Выбрать главу

Рэй захотел написать здесь пейзаж. Он расположился посреди высушенного летним жаром поля, покрытого колкой соломой, и принялся делать наброски.

— С твоего позволения я не буду сегодня позировать, — сказала Паландора и устроилась рядом с ним, наблюдая за тем, как множатся линии на бумаге.

— Помнится, я обещал рассказать тебе, как изображают перспективу. Смотри. Это будет простая фронтальная перспектива. Перед нами раскинулось поле — кустарник, несколько валунов, дальше обрыв. За обрывом — синяя гладь, переходящая в зелень по линии горизонта. Так вот, намечаем на листе горизонт посередине и фиксируем точку схода, в которую будут стекаться все линии рисунка, параллельные полю зрения наблюдателя. Дальние объекты прорисовываем более тонкими линиями, ближние — толще, чтобы они казались весомее. Ну и, конечно, изображаем ближние объекты крупнее дальних. А потом забываем всё, что я сказал, и рисуем так, как велит сердце. Как видим перед собой — причём не только глазами. Мне очень понравилось, как ты недавно говорила о тиани. Я их, конечно, ни разу не видел и уже не ребёнок, чтобы поверить в их существование, но когда я рисую, я понимаю, что значит «видеть сердцем». Когда рисунок — это не просто копия того пейзажа, что лежит перед тобой, но отражение определённого состояния этого места таким, каким оно никогда раньше не было и вряд ли когда-нибудь будет ещё. В моменте «здесь и сейчас». Это — попытка увидеть скрытое глазу стороннего наблюдателя и запечатлеть его на бумаге. Как, например, вон тот узор облаков — кажется, они напоминают портрет женщины в широком капюшоне. Один глаз у неё темнее другого, нос пуговкой. Левая половина лица полна плавных изгибов, причёска лежит волной, а справа — топорщится во все стороны. И фон, на фон посмотри, какие слева от неё облака пышные и кудрявые, а справа разрозненные и рваные.

Паландора смотрела, куда указывал Рэй, но не видела никакой женщины. Центральное облако казалось ей, скорее, похожим на человека в тёмной накидке, за которым слева бежало стадо баранов, а справа от него разлетались острокрылые птицы.
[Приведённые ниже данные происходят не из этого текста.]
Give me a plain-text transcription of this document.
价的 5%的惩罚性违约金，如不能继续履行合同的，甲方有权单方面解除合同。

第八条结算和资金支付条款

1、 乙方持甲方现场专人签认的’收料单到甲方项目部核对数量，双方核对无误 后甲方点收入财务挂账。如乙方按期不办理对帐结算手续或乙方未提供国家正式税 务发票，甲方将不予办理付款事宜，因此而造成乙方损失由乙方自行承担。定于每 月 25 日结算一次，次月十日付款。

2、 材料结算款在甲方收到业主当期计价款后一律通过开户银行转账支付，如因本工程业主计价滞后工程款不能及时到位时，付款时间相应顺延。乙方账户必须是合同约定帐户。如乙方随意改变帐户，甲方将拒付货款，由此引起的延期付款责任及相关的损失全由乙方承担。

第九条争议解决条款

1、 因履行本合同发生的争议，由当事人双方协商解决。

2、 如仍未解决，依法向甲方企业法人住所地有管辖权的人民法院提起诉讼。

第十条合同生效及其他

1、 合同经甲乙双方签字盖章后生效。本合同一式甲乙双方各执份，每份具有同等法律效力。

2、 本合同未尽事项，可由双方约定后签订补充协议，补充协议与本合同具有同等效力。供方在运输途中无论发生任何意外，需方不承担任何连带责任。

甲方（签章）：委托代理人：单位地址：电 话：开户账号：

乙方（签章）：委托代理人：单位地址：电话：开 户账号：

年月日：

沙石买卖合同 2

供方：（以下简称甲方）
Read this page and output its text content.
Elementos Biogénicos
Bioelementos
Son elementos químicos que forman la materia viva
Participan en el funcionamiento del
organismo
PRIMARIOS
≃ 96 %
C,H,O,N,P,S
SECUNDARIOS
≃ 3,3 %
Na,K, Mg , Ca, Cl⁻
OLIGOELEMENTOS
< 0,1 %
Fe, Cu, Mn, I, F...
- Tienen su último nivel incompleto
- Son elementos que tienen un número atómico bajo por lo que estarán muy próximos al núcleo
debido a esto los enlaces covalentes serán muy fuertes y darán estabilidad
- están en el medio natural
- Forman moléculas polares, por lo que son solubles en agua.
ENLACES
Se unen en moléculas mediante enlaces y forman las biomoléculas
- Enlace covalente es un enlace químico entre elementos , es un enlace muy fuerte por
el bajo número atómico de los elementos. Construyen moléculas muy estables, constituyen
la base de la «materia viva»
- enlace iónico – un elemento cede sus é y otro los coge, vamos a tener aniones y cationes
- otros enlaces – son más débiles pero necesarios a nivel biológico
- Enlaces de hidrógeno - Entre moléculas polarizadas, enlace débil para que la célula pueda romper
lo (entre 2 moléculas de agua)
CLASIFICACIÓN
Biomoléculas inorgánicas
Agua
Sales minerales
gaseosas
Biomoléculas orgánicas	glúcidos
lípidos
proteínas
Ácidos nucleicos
Но девушка признала, что вариант Рэя был куда поэтичнее.

— А ещё, — добавил он, — эта женщина немного напоминает тебя в тот вечер после ярмарки, когда мы встретились с тобой в Астуре. Кстати, об этом. Я понимаю, что мой вопрос может показаться бестактным и ты вправе на него не отвечать, просто за последние дни мы очень сдружились, а меня по-прежнему снедает любопытство…

— Ну же, продолжай — попросила девушка, когда он запнулся.

— Паландора, что именно приключилось с тобой, что вынудило тебя прийти в трактир в таком виде?

Паландора замялась. Ей очень хотелось ответить на этот вопрос, правда. Но это было невозможно.

— Знаешь, Рэй, это в самом деле бестактно! — ответила она. — Но тебе я как другу прощу такую любознательность. Это очень долгая история, и когда-нибудь, надеюсь, я смогу тебе её рассказать. Но не раньше, чем прочитаю твою легендарную поэму! — добавила она со смехом. — Пусть это будет для тебя дополнительным стимулом.

«К этому времени, — решила она, — я либо придумаю альтернативную версию, либо мы станем настолько близки, что я смогу рассказать ему обо всём».

Рэй загрустил.

— Это займёт время, — сказал он, растирая подушечкой пальца след карандаша на рисунке. — Много времени. Когда хочешь всё сделать правильно, требуется не спешить.

Он наскоро набросал на бумаге линии облаков, пока в небе их не сменили другие, и вновь принялся затенять эскиз.

— У тебя разный подход к поэзии и живописи, — заметила Паландора. — Не оттого ли второе удаётся тебе куда легче первого?

— Что ты имеешь в виду? — спросил Рэй, не отвлекаясь от рисунка.

— Когда ты пишешь с натуры, ты не задумываешься, а просто действуешь. Не стремишься всё сделать правильно. Ты же сам сказал, что сначала намечаешь перспективу, а потом откидываешь это за ненадобностью и рисуешь как получится.

— Это была шутка, — возразил он. — Но, вообще, в твоих словах что-то есть. Просто в живописи всё, что тебе нужно, уже имеется перед глазами. Ты копируешь то, что видишь — добавляя кое-что от себя. А в поэзии и, должно быть, в музыке, все образы приходится брать из головы — и то, как они выглядят в твоём воображении, не всегда совпадает с тем, что получается на бумаге. Музыка вообще чрезмерно абстрактна. Ею можно передать любую эмоцию, но требуется предельная точность: один неверный аккорд способен изменить настрой всего произведения.